The prepared organic electroluminescent device was subjected to direct current application, evaluated for light emission performance using a Spectrascan PR655 luminance meter, and measured for current-voltage characteristics using a computer-controlled Keithley 2400 digital source meter. As the light emission characteristics, the starting voltage and the maximum luminance (cd/m) were measured under the condition that the voltage varied with the applied DC voltage²) CIE color coordinate values, external quantum efficiency (EQE,%) and power efficiency (PE, lm/W). As shown in FIGS. 2 to 4, the measured values of the devices fabricated above were 3.1eV, 15650cd/m²(0.38,0.57), 20% and 68.1 lm/W.

The above description is only a preferred embodiment of the present invention and is not intended to limit the present invention, it should be noted that, for those skilled in the art, many modifications and variations can be made without departing from the technical principle of the present invention, and these modifications and variations should also be regarded as the protection scope of the present invention.

Claims

1. A compound of formula (I) having the formula:

2. The compound according to claim 1, characterized in that its preparation process comprises the following steps:

(S1) reacting the compound shown in the formula (3) with iodine bromide in an organic solvent at 20-30 ℃, and obtaining the compound shown in the formula (4) after the reaction is completed;

(S2) reacting the compound shown in the formula (4) with the compound shown in the formula (2) in an organic solvent at 95-105 ℃ in the presence of alkali and a palladium salt catalyst to obtain the compound shown in the formula (1); the reaction route is as follows:

3. The compound according to claim 2, wherein in step (S1), the molar ratio of the compound represented by formula (3) to iodine bromide is 1:1 to 1: 1.5.

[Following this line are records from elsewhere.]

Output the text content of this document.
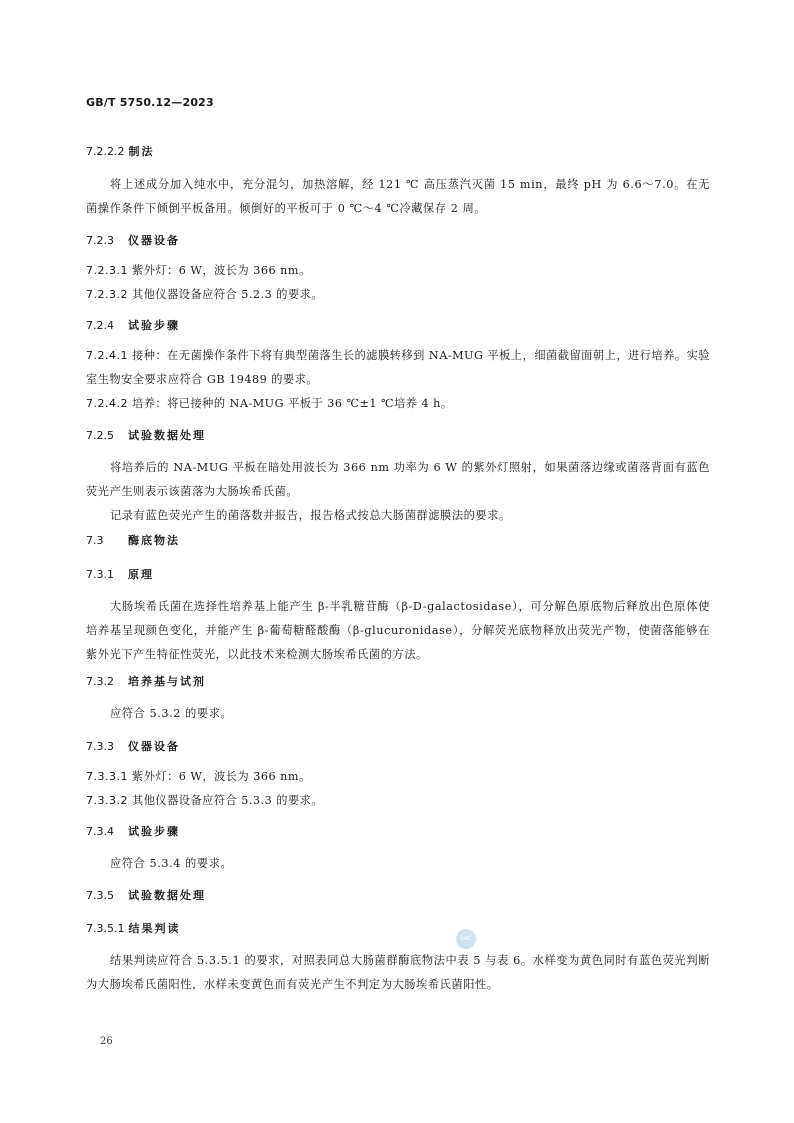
GB/T 5750.12—2023
7.2.2.2 制法
将上述成分加入纯水中，充分混匀，加热溶解，经 121 ℃ 高压蒸汽灭菌 15 min，最终 pH 为 6.6～7.0。在无菌操作条件下倾倒平板备用。倾倒好的平板可于 0 ℃～4 ℃冷藏保存 2 周。
7.2.3 仪器设备
7.2.3.1 紫外灯：6 W，波长为 366 nm。
7.2.3.2 其他仪器设备应符合 5.2.3 的要求。
7.2.4 试验步骤
7.2.4.1 接种：在无菌操作条件下将有典型菌落生长的滤膜转移到 NA-MUG 平板上，细菌截留面朝上，进行培养。实验室生物安全要求应符合 GB 19489 的要求。
7.2.4.2 培养：将已接种的 NA-MUG 平板于 36 ℃±1 ℃培养 4 h。
7.2.5 试验数据处理
将培养后的 NA-MUG 平板在暗处用波长为 366 nm 功率为 6 W 的紫外灯照射，如果菌落边缘或菌落背面有蓝色荧光产生则表示该菌落为大肠埃希氏菌。
记录有蓝色荧光产生的菌落数并报告，报告格式按总大肠菌群滤膜法的要求。
7.3 酶底物法
7.3.1 原理
大肠埃希氏菌在选择性培养基上能产生 β-半乳糖苷酶（β-D-galactosidase），可分解色原底物后释放出色原体使培养基呈现颜色变化，并能产生 β-葡萄糖醛酸酶（β-glucuronidase），分解荧光底物释放出荧光产物，使菌落能够在紫外光下产生特征性荧光，以此技术来检测大肠埃希氏菌的方法。
7.3.2 培养基与试剂
应符合 5.3.2 的要求。
7.3.3 仪器设备
7.3.3.1 紫外灯：6 W，波长为 366 nm。
7.3.3.2 其他仪器设备应符合 5.3.3 的要求。
7.3.4 试验步骤
应符合 5.3.4 的要求。
7.3.5 试验数据处理
7.3.5.1 结果判读
结果判读应符合 5.3.5.1 的要求，对照表同总大肠菌群酶底物法中表 5 与表 6。水样变为黄色同时有蓝色荧光判断为大肠埃希氏菌阳性，水样未变黄色而有荧光产生不判定为大肠埃希氏菌阳性。
SAC
26
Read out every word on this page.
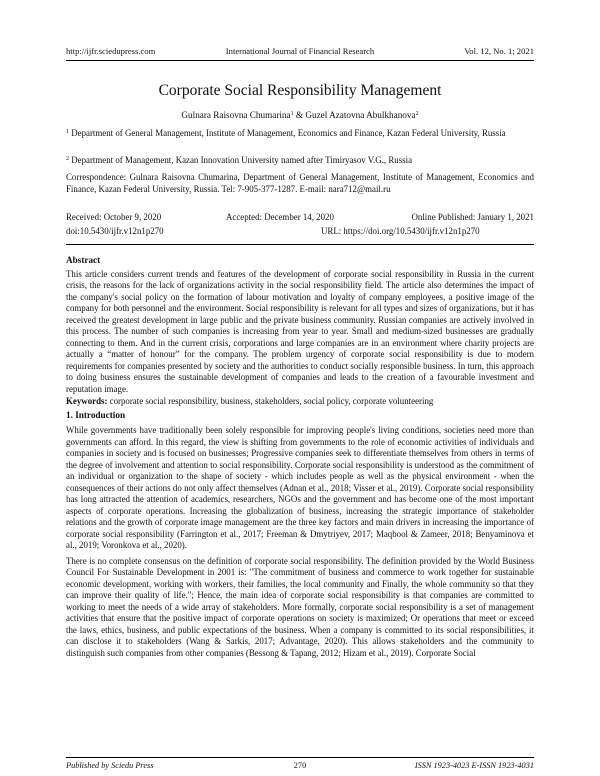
http://ijfr.sciedupress.com	International Journal of Financial Research	Vol. 12, No. 1; 2021
Corporate Social Responsibility Management
Gulnara Raisovna Chumarina$^1$ & Guzel Azatovna Abulkhanova$^2$
$^1$ Department of General Management, Institute of Management, Economics and Finance, Kazan Federal University, Russia
$^2$ Department of Management, Kazan Innovation University named after Timiryasov V.G., Russia
Correspondence: Gulnara Raisovna Chumarina, Department of General Management, Institute of Management, Economics and Finance, Kazan Federal University, Russia. Tel: 7-905-377-1287. E-mail: nara712@mail.ru
Received: October 9, 2020	Accepted: December 14, 2020	Online Published: January 1, 2021
doi:10.5430/ijfr.v12n1p270	URL: https://doi.org/10.5430/ijfr.v12n1p270
Abstract

This article considers current trends and features of the development of corporate social responsibility in Russia in the current crisis, the reasons for the lack of organizations activity in the social responsibility field. The article also determines the impact of the company's social policy on the formation of labour motivation and loyalty of company employees, a positive image of the company for both personnel and the environment. Social responsibility is relevant for all types and sizes of organizations, but it has received the greatest development in large public and the private business community. Russian companies are actively involved in this process. The number of such companies is increasing from year to year. Small and medium-sized businesses are gradually connecting to them. And in the current crisis, corporations and large companies are in an environment where charity projects are actually a “matter of honour” for the company. The problem urgency of corporate social responsibility is due to modern requirements for companies presented by society and the authorities to conduct socially responsible business. In turn, this approach to doing business ensures the sustainable development of companies and leads to the creation of a favourable investment and reputation image.

Keywords: corporate social responsibility, business, stakeholders, social policy, corporate volunteering

1. Introduction

While governments have traditionally been solely responsible for improving people's living conditions, societies need more than governments can afford. In this regard, the view is shifting from governments to the role of economic activities of individuals and companies in society and is focused on businesses; Progressive companies seek to differentiate themselves from others in terms of the degree of involvement and attention to social responsibility. Corporate social responsibility is understood as the commitment of an individual or organization to the shape of society - which includes people as well as the physical environment - when the consequences of their actions do not only affect themselves (Adnan et al., 2018; Visser et al., 2019). Corporate social responsibility has long attracted the attention of academics, researchers, NGOs and the government and has become one of the most important aspects of corporate operations. Increasing the globalization of business, increasing the strategic importance of stakeholder relations and the growth of corporate image management are the three key factors and main drivers in increasing the importance of corporate social responsibility (Farrington et al., 2017; Freeman & Dmytriyev, 2017; Maqbool & Zameer, 2018; Benyaminova et al., 2019; Voronkova et al., 2020).

There is no complete consensus on the definition of corporate social responsibility. The definition provided by the World Business Council For Sustainable Development in 2001 is: "The commitment of business and commerce to work together for sustainable economic development, working with workers, their families, the local community and Finally, the whole community so that they can improve their quality of life."; Hence, the main idea of corporate social responsibility is that companies are committed to working to meet the needs of a wide array of stakeholders. More formally, corporate social responsibility is a set of management activities that ensure that the positive impact of corporate operations on society is maximized; Or operations that meet or exceed the laws, ethics, business, and public expectations of the business. When a company is committed to its social responsibilities, it can disclose it to stakeholders (Wang & Sarkis, 2017; Advantage, 2020). This allows stakeholders and the community to distinguish such companies from other companies (Bessong & Tapang, 2012; Hizam et al., 2019). Corporate Social

Published by Sciedu Press	270	ISSN 1923-4023 E-ISSN 1923-4031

4. The compound according to claim 2, wherein in step (S2), the molar ratio of the compound represented by formula (4) to the compound represented by formula (2) is 1:1 to 1: 2.

5. The compound of claim 2, wherein in step (S2), a ligand selected from tri-tert-butylphosphine or triphenylphosphine is further used in the reaction.

6. Use of a compound of formula (I) according to claim 1 for the preparation of a thermally activated delayed fluorescence material.

7. Use of a compound of formula (I) according to claim 1 for the preparation of an organic electroluminescent device.

8. An organic electroluminescent device comprising a light-emitting layer, wherein the light-emitting layer comprises a doped dye, and wherein the doped dye comprises a compound represented by formula (I):

9. The organic electroluminescent device according to claim 8, wherein the light-emitting layer further comprises a host material selected from 1, 3-bis (9-hydro-carbazol-9-yl) -benzene or bis [2- ((oxo) diphenylphosphino) phenyl ] ether.

10. The use according to claim 8 or 9, wherein the mass ratio of the host material to the doping dye is 1: 0.04-1: 0.2.